Wie Ministerin Schumann die Sozialhilfe reformieren will

Heute, 05:00 · Lesedauer 4 min

Sozialministerin Korinna Schumann (SPÖ) will bei dem im Regierungsprogramm geplanten Umbau der Sozialhilfe eine Reform "ohne soziale Kälte zu erzeugen und ohne Personengruppen gegeneinander auszuspielen".

Es gehe darum, das System gerechter und zielgerichteter zu gestalten - zum Beispiel mit Sachleistungen - erklärte sie gegenüber der APA.

Sie habe aber "vollstes Verständnis, dass solche Fälle bei vielen Menschen Unmut und Ärger hervorrufen - übrigens auch bei den vielen Tausenden Syrern, Afghanen und Menschen anderer Nationalitäten, die einer Arbeit nachgehen und in Österreich Steuern zahlen", sagte Schumann zu dem medial diskutierten Beispiel einer syrischen Großfamilie mit elf Kindern, die in Summe auf Sozialleistungen von rund 9.000 Euro kam.

Pauschale Deckelung "bedenklich" 

Eine generelle Deckelung, um Leistungen künftig zu begrenzen, wird es laut Schumann nicht geben: "Eine pauschale Deckelung unabhängig vom Bedarf wäre verfassungsrechtlich bedenklich", sagte sie.

Die Ressortchefin verwies darauf, dass die dargestellten Summen stets aus mehreren Leistungen bestehen, etwa aus Mietzuschuss, Kinderbeihilfe, Schulstartgeld.
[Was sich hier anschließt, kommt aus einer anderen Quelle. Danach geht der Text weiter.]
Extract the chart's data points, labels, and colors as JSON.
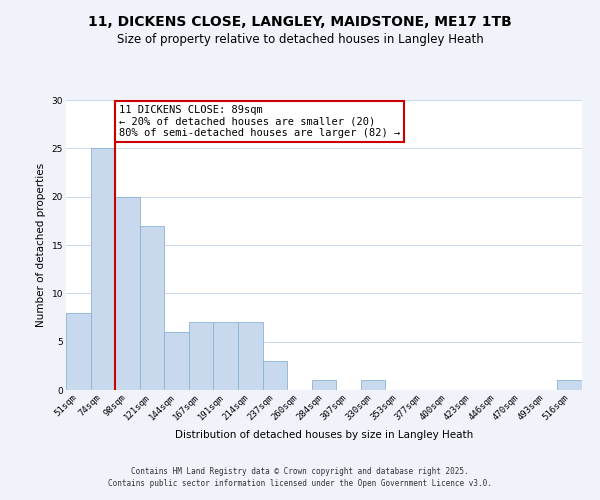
{
  "title": "11, DICKENS CLOSE, LANGLEY, MAIDSTONE, ME17 1TB",
  "subtitle": "Size of property relative to detached houses in Langley Heath",
  "xlabel": "Distribution of detached houses by size in Langley Heath",
  "ylabel": "Number of detached properties",
  "bin_labels": [
    "51sqm",
    "74sqm",
    "98sqm",
    "121sqm",
    "144sqm",
    "167sqm",
    "191sqm",
    "214sqm",
    "237sqm",
    "260sqm",
    "284sqm",
    "307sqm",
    "330sqm",
    "353sqm",
    "377sqm",
    "400sqm",
    "423sqm",
    "446sqm",
    "470sqm",
    "493sqm",
    "516sqm"
  ],
  "bar_values": [
    8,
    25,
    20,
    17,
    6,
    7,
    7,
    7,
    3,
    0,
    1,
    0,
    1,
    0,
    0,
    0,
    0,
    0,
    0,
    0,
    1
  ],
  "bar_color": "#c8d9ed",
  "bar_edge_color": "#8ab4d4",
  "vline_color": "#cc0000",
  "annotation_text": "11 DICKENS CLOSE: 89sqm\n← 20% of detached houses are smaller (20)\n80% of semi-detached houses are larger (82) →",
  "annotation_box_color": "#ffffff",
  "annotation_box_edge": "#cc0000",
  "ylim": [
    0,
    30
  ],
  "yticks": [
    0,
    5,
    10,
    15,
    20,
    25,
    30
  ],
  "grid_color": "#c8d9ed",
  "plot_bg_color": "#ffffff",
  "fig_bg_color": "#f0f4fa",
  "footer_text": "Contains HM Land Registry data © Crown copyright and database right 2025.\nContains public sector information licensed under the Open Government Licence v3.0.",
  "title_fontsize": 10,
  "subtitle_fontsize": 8.5,
  "axis_label_fontsize": 7.5,
  "tick_fontsize": 6.5,
  "annotation_fontsize": 7.5,
  "footer_fontsize": 5.5
}
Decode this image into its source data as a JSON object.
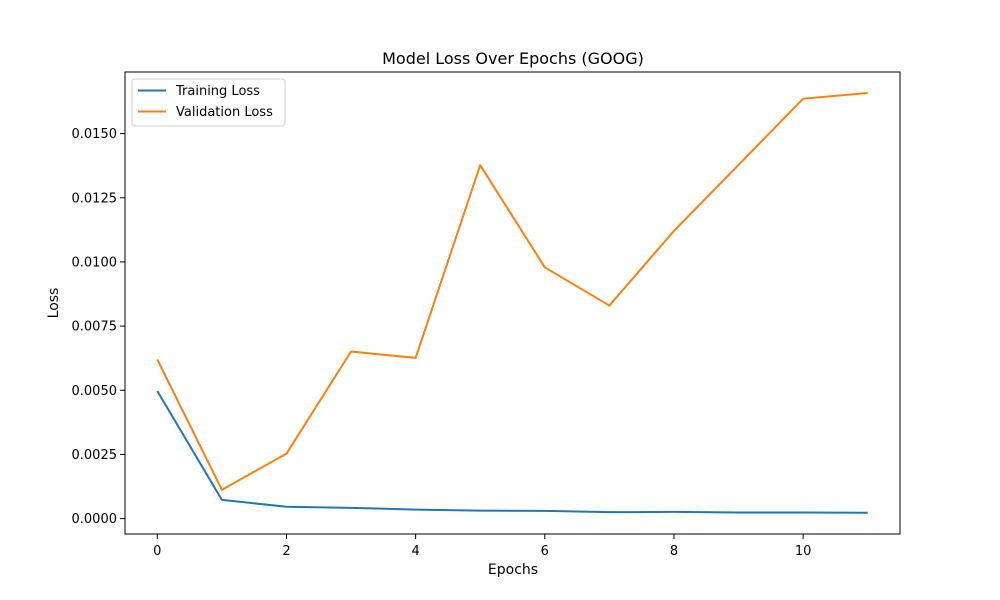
{
  "chart_data": {
    "type": "line",
    "title": "Model Loss Over Epochs (GOOG)",
    "xlabel": "Epochs",
    "ylabel": "Loss",
    "xlim": [
      -0.5,
      11.5
    ],
    "ylim": [
      -0.0006,
      0.0174
    ],
    "xticks": [
      0,
      2,
      4,
      6,
      8,
      10
    ],
    "yticks": [
      0.0,
      0.0025,
      0.005,
      0.0075,
      0.01,
      0.0125,
      0.015
    ],
    "ytick_labels": [
      "0.0000",
      "0.0025",
      "0.0050",
      "0.0075",
      "0.0100",
      "0.0125",
      "0.0150"
    ],
    "grid": false,
    "legend_position": "top-left",
    "x": [
      0,
      1,
      2,
      3,
      4,
      5,
      6,
      7,
      8,
      9,
      10,
      11
    ],
    "series": [
      {
        "name": "Training Loss",
        "color": "#1f77b4",
        "values": [
          0.00497,
          0.00073,
          0.00046,
          0.00042,
          0.00035,
          0.00031,
          0.0003,
          0.00025,
          0.00026,
          0.00024,
          0.00024,
          0.00023
        ]
      },
      {
        "name": "Validation Loss",
        "color": "#ff7f0e",
        "values": [
          0.0062,
          0.00112,
          0.00253,
          0.00651,
          0.00626,
          0.01377,
          0.00979,
          0.0083,
          0.01121,
          0.01378,
          0.01636,
          0.01658
        ]
      }
    ]
  }
}
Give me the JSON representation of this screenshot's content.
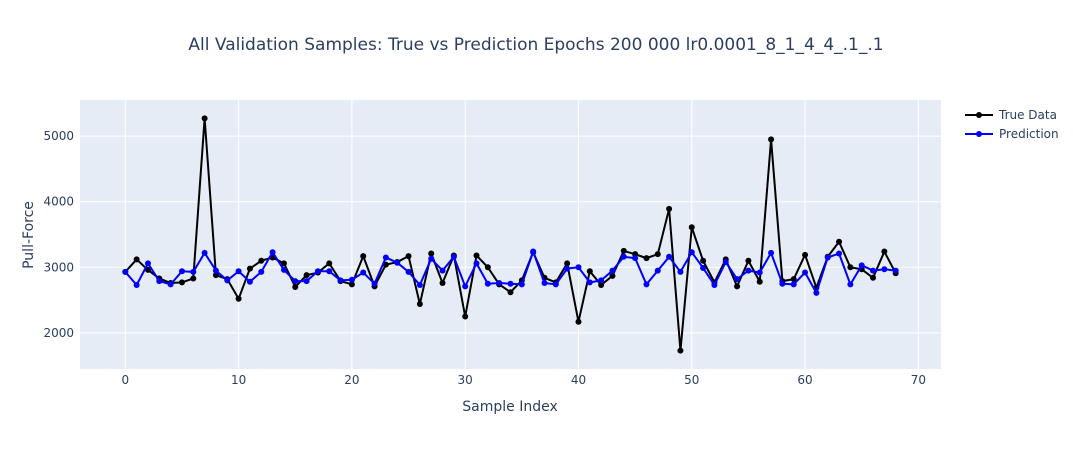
{
  "chart_data": {
    "type": "line",
    "title": "All Validation Samples: True vs Prediction Epochs 200 000 lr0.0001_8_1_4_4_.1_.1",
    "xlabel": "Sample Index",
    "ylabel": "Pull-Force",
    "xlim": [
      -4,
      72
    ],
    "ylim": [
      1450,
      5550
    ],
    "xticks": [
      0,
      10,
      20,
      30,
      40,
      50,
      60,
      70
    ],
    "yticks": [
      2000,
      3000,
      4000,
      5000
    ],
    "grid": true,
    "legend_position": "top-right, outside plot",
    "background_color": "#e5ecf6",
    "series": [
      {
        "name": "True Data",
        "color": "#000000",
        "x": [
          0,
          1,
          2,
          3,
          4,
          5,
          6,
          7,
          8,
          9,
          10,
          11,
          12,
          13,
          14,
          15,
          16,
          17,
          18,
          19,
          20,
          21,
          22,
          23,
          24,
          25,
          26,
          27,
          28,
          29,
          30,
          31,
          32,
          33,
          34,
          35,
          36,
          37,
          38,
          39,
          40,
          41,
          42,
          43,
          44,
          45,
          46,
          47,
          48,
          49,
          50,
          51,
          52,
          53,
          54,
          55,
          56,
          57,
          58,
          59,
          60,
          61,
          62,
          63,
          64,
          65,
          66,
          67,
          68
        ],
        "values": [
          2930,
          3120,
          2960,
          2830,
          2760,
          2770,
          2830,
          5270,
          2880,
          2820,
          2520,
          2980,
          3100,
          3150,
          3060,
          2700,
          2880,
          2920,
          3060,
          2790,
          2740,
          3170,
          2710,
          3040,
          3080,
          3170,
          2440,
          3210,
          2760,
          3180,
          2250,
          3180,
          3000,
          2740,
          2620,
          2800,
          3230,
          2840,
          2770,
          3060,
          2170,
          2940,
          2730,
          2870,
          3250,
          3200,
          3140,
          3200,
          3890,
          1730,
          3610,
          3100,
          2770,
          3120,
          2710,
          3100,
          2780,
          4950,
          2790,
          2820,
          3190,
          2690,
          3160,
          3390,
          3000,
          2970,
          2840,
          3240,
          2910
        ]
      },
      {
        "name": "Prediction",
        "color": "#0000ff",
        "x": [
          0,
          1,
          2,
          3,
          4,
          5,
          6,
          7,
          8,
          9,
          10,
          11,
          12,
          13,
          14,
          15,
          16,
          17,
          18,
          19,
          20,
          21,
          22,
          23,
          24,
          25,
          26,
          27,
          28,
          29,
          30,
          31,
          32,
          33,
          34,
          35,
          36,
          37,
          38,
          39,
          40,
          41,
          42,
          43,
          44,
          45,
          46,
          47,
          48,
          49,
          50,
          51,
          52,
          53,
          54,
          55,
          56,
          57,
          58,
          59,
          60,
          61,
          62,
          63,
          64,
          65,
          66,
          67,
          68
        ],
        "values": [
          2930,
          2730,
          3060,
          2790,
          2740,
          2940,
          2930,
          3220,
          2950,
          2800,
          2940,
          2780,
          2930,
          3230,
          2960,
          2790,
          2790,
          2940,
          2940,
          2800,
          2810,
          2920,
          2750,
          3150,
          3070,
          2930,
          2730,
          3130,
          2950,
          3160,
          2710,
          3060,
          2750,
          2760,
          2750,
          2740,
          3240,
          2760,
          2740,
          2980,
          3000,
          2770,
          2800,
          2950,
          3160,
          3140,
          2740,
          2950,
          3160,
          2930,
          3230,
          2990,
          2730,
          3080,
          2820,
          2950,
          2920,
          3220,
          2750,
          2740,
          2920,
          2610,
          3150,
          3210,
          2740,
          3030,
          2950,
          2970,
          2950
        ]
      }
    ]
  }
}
Diese würden sich nach der Kinderanzahl und dem tatsächlichen Bedarf richten.

"Wir prüfen aber, wie das System gerechter und zielgerichteter gestaltet werden kann - zum Beispiel mit Sachleistungen - ohne soziale Kälte zu erzeugen und ohne Personengruppen gegeneinander auszuspielen."

Hier sei auch wichtig zu betonen - weil es im öffentlichen Diskurs sehr oft zu kurz komme - dass 73 Prozent der Haushalte, die Sozialhilfe beziehen, sogenannte Aufstocker sind, bei denen das Arbeitseinkommen oder das Arbeitslosengeld bzw. die Notstandshilfe, Alimente, Krankengeld etc. nicht zum Bestreiten des Lebensunterhaltes ausreichen.

"Da reden wir also auch von Tausenden Alleinerzieherinnen oder Pensionistinnen, die sonst in der Armut landen", so Schumann. Das könne man als Politik und als Gesellschaft nicht ernsthaft wollen. "Die Sozialhilfe gemeinsam mit anderen Leistungen war und ist das soziale Netz, das wir in Österreich spannen und gespannt halten müssen, weil es die Menschen brauchen."

Zu immer wieder geäußerter Kritik, dass arbeitende Menschen mit Jobs nicht auf die Bezüge von Sozialhilfebeziehern bzw. -bezieherinnen kommen, wenn sie Kinder haben, sagte Schumann: "Das ist falsch - wenn ein Haushalt mit Einkünften nicht auf die Höhe der errechneten Sozialhilfe kommt, kann der Haushalt eben aufstocken."

Video: 9.000 Euro Sozialhilfe für Familie

Bundesweite Vereinheitlichung als Ziel

Ein wichtiges Anliegen ist der Sozialministerin die Vereinheitlichung der Geldleistungen über die Bundesländer hinweg. "Die Unterschiede sind in der Tat ein Problem - es braucht hier einheitliche Mindeststandards bei der Sozialhilfe, statt eines regionalen Fleckerlteppichs."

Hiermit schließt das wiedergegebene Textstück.